The appropriate hermeneutical approach for Luke’s passage on loving our enemies is through business dealings. In business, people can refuse to pay, abuse you for poor services, or become jealous due to your progress. Although Jesus’ strategy does not seem to be an appropriate commercial lending policy, it can help businesspersons to develop good relationships with their customers. The best way that a believer can survive in the business world is to use the right channels to deal with conflicts and to follow Jesus’ teachings while maintaining a competitive edge. Jesus’ teaching on lending to sinners implied that creditors and debtors should not fight due to unpaid loans (Lap Yan 83).
Personally, I agree with the above commentaries because loving our enemies can be the hardest thing that an individual can do. It is unimaginable to love somebody who has caused you miseries and pain, yet the Bible tells us that we would be rewarded highly if we do so. However, the reward for being good to others can help believers to remain committed to God’s teachings of love. By praying to our enemies and avoiding confrontations with them, God can help us to deal with inner hatred, which could restrain us from living according to his will.

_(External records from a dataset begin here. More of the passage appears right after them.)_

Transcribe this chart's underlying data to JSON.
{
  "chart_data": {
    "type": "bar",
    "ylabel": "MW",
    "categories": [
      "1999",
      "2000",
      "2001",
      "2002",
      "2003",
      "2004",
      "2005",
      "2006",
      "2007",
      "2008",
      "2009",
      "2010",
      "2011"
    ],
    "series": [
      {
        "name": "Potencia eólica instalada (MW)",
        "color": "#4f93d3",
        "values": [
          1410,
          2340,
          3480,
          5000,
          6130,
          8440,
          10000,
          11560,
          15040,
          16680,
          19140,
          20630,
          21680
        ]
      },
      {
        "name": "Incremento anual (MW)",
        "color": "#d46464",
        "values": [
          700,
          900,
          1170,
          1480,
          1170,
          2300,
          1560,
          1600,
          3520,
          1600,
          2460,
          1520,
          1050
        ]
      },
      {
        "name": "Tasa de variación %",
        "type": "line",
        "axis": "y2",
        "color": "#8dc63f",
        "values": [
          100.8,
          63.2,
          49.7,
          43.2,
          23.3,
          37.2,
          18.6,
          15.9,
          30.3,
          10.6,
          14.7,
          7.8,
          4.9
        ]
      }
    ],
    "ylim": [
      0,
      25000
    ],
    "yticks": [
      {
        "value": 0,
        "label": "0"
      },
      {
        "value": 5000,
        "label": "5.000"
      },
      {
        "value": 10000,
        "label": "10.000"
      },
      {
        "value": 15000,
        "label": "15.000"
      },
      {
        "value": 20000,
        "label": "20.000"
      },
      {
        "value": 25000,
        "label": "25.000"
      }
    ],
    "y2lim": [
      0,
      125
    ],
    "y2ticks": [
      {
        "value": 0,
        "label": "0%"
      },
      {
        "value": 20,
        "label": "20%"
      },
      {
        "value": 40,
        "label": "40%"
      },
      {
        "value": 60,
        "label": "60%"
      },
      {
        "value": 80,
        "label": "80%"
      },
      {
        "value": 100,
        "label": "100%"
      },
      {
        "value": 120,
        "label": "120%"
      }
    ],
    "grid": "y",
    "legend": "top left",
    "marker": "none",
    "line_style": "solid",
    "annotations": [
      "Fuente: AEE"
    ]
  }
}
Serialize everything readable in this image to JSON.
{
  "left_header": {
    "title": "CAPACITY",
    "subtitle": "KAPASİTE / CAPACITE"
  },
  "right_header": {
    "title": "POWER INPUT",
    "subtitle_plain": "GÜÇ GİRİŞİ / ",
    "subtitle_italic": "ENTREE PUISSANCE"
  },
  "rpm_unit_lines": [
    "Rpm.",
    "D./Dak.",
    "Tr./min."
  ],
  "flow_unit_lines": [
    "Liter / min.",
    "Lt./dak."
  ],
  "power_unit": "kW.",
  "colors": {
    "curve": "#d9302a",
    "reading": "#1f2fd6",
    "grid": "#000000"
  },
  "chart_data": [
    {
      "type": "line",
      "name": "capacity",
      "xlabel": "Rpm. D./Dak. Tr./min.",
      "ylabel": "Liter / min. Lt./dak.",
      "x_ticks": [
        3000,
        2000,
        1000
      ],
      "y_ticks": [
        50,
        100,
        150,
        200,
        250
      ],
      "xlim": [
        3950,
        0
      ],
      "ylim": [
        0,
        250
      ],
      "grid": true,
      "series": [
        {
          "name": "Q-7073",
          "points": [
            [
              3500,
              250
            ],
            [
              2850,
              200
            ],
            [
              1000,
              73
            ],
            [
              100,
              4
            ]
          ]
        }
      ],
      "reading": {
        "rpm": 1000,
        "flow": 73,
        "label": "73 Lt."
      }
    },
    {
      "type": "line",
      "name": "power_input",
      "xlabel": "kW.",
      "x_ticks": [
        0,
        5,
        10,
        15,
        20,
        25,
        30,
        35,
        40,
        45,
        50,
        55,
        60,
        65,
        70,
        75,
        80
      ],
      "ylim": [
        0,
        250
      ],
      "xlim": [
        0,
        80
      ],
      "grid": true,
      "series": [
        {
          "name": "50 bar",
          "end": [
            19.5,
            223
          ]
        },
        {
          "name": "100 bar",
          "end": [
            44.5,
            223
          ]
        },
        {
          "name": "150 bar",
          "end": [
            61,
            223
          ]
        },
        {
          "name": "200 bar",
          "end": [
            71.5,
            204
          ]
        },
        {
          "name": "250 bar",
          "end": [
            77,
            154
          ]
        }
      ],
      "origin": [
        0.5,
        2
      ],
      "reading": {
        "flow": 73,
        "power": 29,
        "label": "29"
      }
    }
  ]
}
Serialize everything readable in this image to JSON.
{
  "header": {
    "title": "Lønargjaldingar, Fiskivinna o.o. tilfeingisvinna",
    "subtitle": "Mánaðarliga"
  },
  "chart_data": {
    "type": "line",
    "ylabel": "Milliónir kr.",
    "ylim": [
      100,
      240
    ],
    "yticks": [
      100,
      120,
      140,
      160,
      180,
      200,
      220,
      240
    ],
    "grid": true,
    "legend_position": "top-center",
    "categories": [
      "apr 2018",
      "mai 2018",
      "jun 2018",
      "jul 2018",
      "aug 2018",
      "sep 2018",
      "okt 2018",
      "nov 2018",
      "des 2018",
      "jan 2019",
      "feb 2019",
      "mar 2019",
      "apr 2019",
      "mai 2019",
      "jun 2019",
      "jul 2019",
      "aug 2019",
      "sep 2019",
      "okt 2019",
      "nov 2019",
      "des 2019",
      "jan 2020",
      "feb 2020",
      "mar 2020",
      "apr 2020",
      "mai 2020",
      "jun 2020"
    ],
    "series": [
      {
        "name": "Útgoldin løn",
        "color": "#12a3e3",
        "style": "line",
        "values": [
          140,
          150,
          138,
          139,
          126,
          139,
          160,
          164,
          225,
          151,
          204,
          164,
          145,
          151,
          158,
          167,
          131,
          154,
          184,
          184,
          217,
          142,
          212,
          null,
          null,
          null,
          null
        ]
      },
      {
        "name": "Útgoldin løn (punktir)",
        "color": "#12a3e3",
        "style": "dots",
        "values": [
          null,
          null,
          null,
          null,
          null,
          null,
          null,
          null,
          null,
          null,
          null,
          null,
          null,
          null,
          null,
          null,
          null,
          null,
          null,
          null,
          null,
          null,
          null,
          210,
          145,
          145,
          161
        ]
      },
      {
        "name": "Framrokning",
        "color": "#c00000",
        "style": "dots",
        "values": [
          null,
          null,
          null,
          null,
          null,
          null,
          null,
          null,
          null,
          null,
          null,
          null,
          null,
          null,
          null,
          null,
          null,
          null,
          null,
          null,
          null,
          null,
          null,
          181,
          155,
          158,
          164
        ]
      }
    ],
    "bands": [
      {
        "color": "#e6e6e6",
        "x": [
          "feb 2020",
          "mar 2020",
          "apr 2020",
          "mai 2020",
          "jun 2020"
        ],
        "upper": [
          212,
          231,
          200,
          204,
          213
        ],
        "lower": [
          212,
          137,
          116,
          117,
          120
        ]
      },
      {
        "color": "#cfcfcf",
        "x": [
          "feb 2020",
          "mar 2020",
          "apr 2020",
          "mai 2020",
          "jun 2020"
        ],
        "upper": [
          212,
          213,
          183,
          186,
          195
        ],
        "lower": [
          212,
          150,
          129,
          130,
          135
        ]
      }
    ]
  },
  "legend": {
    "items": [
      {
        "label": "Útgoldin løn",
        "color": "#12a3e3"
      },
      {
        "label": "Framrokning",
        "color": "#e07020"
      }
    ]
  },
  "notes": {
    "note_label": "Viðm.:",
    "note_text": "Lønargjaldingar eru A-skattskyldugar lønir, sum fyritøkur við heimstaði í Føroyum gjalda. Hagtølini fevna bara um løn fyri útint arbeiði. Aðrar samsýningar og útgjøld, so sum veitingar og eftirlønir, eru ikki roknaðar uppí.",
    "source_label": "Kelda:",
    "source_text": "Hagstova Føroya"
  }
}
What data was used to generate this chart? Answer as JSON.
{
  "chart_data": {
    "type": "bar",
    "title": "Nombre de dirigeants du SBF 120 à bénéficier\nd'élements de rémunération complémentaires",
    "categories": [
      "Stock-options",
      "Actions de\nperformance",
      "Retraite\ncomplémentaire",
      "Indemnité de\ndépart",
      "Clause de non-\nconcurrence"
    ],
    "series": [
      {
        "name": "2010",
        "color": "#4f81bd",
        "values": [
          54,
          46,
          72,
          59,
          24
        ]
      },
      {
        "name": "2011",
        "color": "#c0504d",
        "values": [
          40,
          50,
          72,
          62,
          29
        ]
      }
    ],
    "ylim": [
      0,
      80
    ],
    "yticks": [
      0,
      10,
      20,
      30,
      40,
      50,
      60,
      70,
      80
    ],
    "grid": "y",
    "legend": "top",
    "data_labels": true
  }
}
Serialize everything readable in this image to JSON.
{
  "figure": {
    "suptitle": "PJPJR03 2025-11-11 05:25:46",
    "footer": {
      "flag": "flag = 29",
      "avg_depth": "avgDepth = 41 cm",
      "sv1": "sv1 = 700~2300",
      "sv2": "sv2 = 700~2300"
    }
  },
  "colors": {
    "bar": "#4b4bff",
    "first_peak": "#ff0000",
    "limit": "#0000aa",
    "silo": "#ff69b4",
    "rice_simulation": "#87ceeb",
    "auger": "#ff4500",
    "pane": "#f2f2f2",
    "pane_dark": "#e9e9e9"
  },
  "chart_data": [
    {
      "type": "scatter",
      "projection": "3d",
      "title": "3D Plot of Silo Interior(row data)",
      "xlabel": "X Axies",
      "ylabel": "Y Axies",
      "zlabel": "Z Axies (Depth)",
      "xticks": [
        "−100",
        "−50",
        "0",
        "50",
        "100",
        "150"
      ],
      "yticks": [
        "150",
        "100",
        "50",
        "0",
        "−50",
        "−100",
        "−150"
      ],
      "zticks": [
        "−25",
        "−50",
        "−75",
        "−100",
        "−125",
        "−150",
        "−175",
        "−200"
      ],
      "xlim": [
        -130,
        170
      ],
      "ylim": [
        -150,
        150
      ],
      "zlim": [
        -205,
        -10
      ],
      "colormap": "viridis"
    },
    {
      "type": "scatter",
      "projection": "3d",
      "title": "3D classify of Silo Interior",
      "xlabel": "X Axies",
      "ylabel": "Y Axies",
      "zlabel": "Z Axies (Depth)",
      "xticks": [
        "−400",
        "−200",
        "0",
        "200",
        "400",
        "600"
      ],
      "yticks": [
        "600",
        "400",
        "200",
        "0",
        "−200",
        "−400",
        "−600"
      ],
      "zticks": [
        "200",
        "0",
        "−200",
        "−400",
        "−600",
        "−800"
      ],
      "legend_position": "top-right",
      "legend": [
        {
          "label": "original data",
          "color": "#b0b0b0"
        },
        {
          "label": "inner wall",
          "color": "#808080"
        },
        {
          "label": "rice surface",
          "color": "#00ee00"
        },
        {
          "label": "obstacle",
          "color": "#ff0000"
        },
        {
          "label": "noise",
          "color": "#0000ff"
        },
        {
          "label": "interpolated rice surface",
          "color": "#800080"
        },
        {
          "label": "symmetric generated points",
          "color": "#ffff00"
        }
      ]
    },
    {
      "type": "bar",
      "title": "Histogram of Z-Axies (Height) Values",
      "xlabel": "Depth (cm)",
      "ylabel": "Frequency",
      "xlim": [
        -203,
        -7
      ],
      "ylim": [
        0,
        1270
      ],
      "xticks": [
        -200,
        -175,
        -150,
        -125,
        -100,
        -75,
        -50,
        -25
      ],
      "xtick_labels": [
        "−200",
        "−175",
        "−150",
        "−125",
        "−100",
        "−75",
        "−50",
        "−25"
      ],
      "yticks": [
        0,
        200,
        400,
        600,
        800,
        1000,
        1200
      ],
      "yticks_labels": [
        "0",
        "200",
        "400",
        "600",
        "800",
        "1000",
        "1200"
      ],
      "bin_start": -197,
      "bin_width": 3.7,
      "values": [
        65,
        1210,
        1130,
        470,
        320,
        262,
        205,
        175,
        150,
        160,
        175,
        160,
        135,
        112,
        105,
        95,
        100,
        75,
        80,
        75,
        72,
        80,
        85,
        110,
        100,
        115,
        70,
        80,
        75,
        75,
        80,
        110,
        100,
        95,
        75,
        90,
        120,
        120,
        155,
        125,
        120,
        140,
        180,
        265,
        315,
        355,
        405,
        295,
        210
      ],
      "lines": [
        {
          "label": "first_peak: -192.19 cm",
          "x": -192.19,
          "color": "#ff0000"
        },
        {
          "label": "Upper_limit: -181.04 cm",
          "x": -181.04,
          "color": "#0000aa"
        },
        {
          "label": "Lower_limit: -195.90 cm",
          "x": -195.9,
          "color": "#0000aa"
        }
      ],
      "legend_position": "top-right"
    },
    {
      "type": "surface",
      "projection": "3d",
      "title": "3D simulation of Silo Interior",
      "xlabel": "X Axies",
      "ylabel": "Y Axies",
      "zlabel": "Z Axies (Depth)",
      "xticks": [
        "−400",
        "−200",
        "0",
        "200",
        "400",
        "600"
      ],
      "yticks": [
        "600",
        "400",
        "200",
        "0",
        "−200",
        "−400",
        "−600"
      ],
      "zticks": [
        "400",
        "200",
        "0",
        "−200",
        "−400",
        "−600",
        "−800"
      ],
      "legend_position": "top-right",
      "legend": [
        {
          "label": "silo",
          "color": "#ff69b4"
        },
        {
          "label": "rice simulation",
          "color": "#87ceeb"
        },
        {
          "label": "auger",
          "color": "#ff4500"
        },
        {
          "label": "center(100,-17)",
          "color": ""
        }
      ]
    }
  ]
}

My opinion is that we should not hate our enemies, as doing so will make them hate us more. Christians should endeavor to act differently since most of what is deemed natural can also be done by nonbelievers. Hence, Christians should be tolerant and not to be quick in judging others. Being committed to Christianity is a matter of doing what we would like others to do to us. This passage is for those who dare to listen, and are keen to follow God’s teaching.
In conclusion, Christians should love their enemies, in addition to assisting them with their issues without expecting any reward from them. They should avoid loving demonstrating love to only those who can reciprocate, but rather extend their love to people who despise them. Striking one’s cheek means avoiding confrontations by choosing to remain calm. Believers should always figure out what they can do to help their neighbors, rather than blaming others for their miseries. They should tolerate their neighbors’ acts and persist in showing love to them. Being God’s children is the aspiration of all believers, hence, they should remain close to those who mistreat and persecute them.
Charles, Henry J. Ongoing Conversion: From Good to Better: The Homilies of Reverend Fr. Henry J. Charles. Bloomington, IN: Xlibris, 2014. Print.
Lap Yan, Kung. “Love Your Enemies: A Theology For Aliens In Their Native Land: The Chin In Myanmar.” Studies In World Christianity 15.1 (2009): 81-99. Academic Search Premier. Web. 22 Feb. 2016.